Présentée ainsi, la temporalité des événements se coordonne parfaitement. Mais ce n’est pas le choix littéraire de Nerval. Le récit, mené sur le mode de l’écriture excentrique, fonctionne en permanence par ellipses, analepses et prolepses, bouleversant l’ordre de succession temporelle des événements. Ainsi, la représentation des artistes forains ne nous sera pas racontée au chapitre XVI (feuilleton du 6 novembre), qui indique seulement de façon elliptique : « […] je ne sortis de la représentation qu’après minuit », mais seulement au chapitre XXI (feuilleton publié 15 jours plus tard). De même, le chœur des gnômes, au chapitre XVIII, anticipe sur le récit de la soirée arrosée en compagnie des artistes de la petite troupe qui ne sera fait, partiellement, qu’au chapitre XX. L’intérêt littéraire d’une telle technique d’écriture est évident : en jouant sur les ruptures du temps de l’histoire, le récit accentue le caractère d’étrangeté de ces deux jours passés à Meaux, et justifie pleinement la qualité d’humoriste (au sens anglais du terme) dont se réclame Nerval. Mais il y a plus. Si Nerval a fait un premier pas vers son Valois en 1850 avec Les Faux Saulniers, masqué par l’alibi de la recherche historique de la famille Longueval-Bucquoy, avec Les Nuits d’octobre, il n’y a plus de nom résonnant comme un souvenir d’enfance comme alibi au retour en Valois, et ce n’est que par les contorsions géographiques les plus compliquées que l’on va tenter une approche de la terre aimée. Les multiples distorsions du récit témoignent de la difficulté de cette approche, suscitant une accumulation d’obstacles qui empêcheront finalement la satisfaction du désir.
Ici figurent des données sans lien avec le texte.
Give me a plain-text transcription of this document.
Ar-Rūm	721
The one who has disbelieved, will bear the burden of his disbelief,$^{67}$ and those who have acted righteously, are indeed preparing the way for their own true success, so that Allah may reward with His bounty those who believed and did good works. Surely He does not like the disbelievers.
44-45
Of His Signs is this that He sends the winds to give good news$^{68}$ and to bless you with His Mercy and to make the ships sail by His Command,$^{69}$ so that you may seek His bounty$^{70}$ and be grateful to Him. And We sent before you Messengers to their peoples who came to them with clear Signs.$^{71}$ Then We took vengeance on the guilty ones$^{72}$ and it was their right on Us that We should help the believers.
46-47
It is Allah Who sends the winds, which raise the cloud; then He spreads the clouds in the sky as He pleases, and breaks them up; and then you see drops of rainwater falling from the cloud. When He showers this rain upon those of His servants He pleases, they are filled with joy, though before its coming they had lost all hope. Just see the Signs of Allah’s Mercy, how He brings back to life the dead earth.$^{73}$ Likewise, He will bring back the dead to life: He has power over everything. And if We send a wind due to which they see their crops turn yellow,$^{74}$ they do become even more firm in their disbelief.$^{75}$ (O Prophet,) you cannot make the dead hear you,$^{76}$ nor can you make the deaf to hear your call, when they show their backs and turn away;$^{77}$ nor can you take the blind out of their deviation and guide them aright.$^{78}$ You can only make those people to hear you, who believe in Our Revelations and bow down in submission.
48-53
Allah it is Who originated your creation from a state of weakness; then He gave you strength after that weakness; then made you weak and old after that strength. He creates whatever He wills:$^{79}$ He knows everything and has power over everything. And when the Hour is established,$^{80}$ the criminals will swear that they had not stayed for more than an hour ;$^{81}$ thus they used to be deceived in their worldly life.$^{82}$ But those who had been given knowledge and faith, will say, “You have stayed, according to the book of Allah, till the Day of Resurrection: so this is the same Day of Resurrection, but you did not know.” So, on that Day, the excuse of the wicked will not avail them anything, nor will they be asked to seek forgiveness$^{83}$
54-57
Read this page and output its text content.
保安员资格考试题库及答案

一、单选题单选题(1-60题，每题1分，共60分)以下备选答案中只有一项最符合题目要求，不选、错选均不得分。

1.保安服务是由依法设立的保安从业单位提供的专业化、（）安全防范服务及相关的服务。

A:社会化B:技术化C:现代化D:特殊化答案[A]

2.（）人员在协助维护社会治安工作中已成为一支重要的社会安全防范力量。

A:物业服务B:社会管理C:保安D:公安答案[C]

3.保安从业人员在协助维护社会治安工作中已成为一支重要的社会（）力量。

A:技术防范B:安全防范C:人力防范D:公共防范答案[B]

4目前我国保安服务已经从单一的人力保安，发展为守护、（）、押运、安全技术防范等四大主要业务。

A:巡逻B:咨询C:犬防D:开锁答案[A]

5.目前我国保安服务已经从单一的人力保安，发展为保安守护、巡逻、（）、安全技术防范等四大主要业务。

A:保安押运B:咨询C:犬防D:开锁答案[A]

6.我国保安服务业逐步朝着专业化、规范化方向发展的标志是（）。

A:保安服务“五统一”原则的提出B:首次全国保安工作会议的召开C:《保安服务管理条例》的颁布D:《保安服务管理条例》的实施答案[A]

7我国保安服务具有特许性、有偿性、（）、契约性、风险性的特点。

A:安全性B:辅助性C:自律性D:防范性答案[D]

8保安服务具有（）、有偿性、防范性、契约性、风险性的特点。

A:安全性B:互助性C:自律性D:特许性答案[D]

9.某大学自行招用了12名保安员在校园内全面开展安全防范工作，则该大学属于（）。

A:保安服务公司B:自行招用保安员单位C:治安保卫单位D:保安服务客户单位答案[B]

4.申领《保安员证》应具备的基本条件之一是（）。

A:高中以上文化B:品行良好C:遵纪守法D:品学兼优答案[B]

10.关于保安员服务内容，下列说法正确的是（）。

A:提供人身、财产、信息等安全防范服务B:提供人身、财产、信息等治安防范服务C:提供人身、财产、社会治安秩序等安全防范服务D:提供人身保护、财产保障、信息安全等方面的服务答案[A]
Reprenons pas à pas les étapes de ce retour manqué en Valois. Pourquoi Nerval se rend-il à Meaux ? Il dira lui-même plus loin : « Il convient d’avouer que je n’ai rien à faire dans ce pays ». Ruse de la conscience qui rêve sans se l’avouer d’une autre destination ? Au chapitre XXII (donc fort tardivement, dans la dernière livraison du 13 novembre), il nous explique par le menu quel était son projet : il devait aller à Meaux, (toujours sans nous expliquer pourquoi) par le train qui part de la gare de Strasbourg et, de là, prendre la voiture omnibus pour Dammartin, puis traverser à pied les bois d’Ermenonville et, en suivant les bords de la Nonette, parvenir, après trois heures de marche, à Senlis, où il prendrait la voiture omnibus de Creil. C’est qu’en fait, sa destination n’est pas Meaux — qui n’est pas en Valois — , mais Creil — qui est bien en Valois —, pour une hypothétique chasse à la loutre, « sur les bords de l’Oise », à laquelle l’a convié, dit-il, un « ami » limonadier. Un simple coup d’œil sur une carte fait saisir l’incongruité d’un tel itinéraire : ne suffisait-il pas pour se rendre à Creil de prendre, comme autrefois, la diligence qui, suivant la route de Flandre, l’aurait amené directement à Senlis, d’où il ne restait qu’une dizaine de kilomètres à faire pour être à Creil, ou encore, beaucoup plus simplement, prendre la nouvelle ligne de chemin de fer qui l’y aurait conduit directement. Le bizarre itinéraire choisi par Nerval ne prend sens qu’à mesure que les noms familiers de l’enfance viennent s’y inscrire : Dammartin, Ermenonville, les bords de la Nonette, Senlis. Et si l’on regarde d’encore plus près la carte, on voit que l’itinéraire à pied de Dammartin à Ermenonville passe nécessairement par Othis et par Ver-sur-Launette, tout l’univers familier de la petite enfance, déjà évoqué dans Les Faux Saulniers et qui sera repris, en une recomposition des souvenirs, dans Sylvie. Bien sûr, le désir de retrouver les chemins de l’enfance ne s’avoue pas encore clairement, et Nerval, tout à fait conscient de l’incongruité d’un tel itinéraire en rejette la responsabilité, avec une mauvaise foi évidente, sur le chemin de fer du Nord « tortu, bossu, qui fait un coude considérable avant de parvenir à Creil », alors qu’il vient lui-même de s’imposer un « coude » autrement plus considérable en partant vers l’Est… pour aller au Nord.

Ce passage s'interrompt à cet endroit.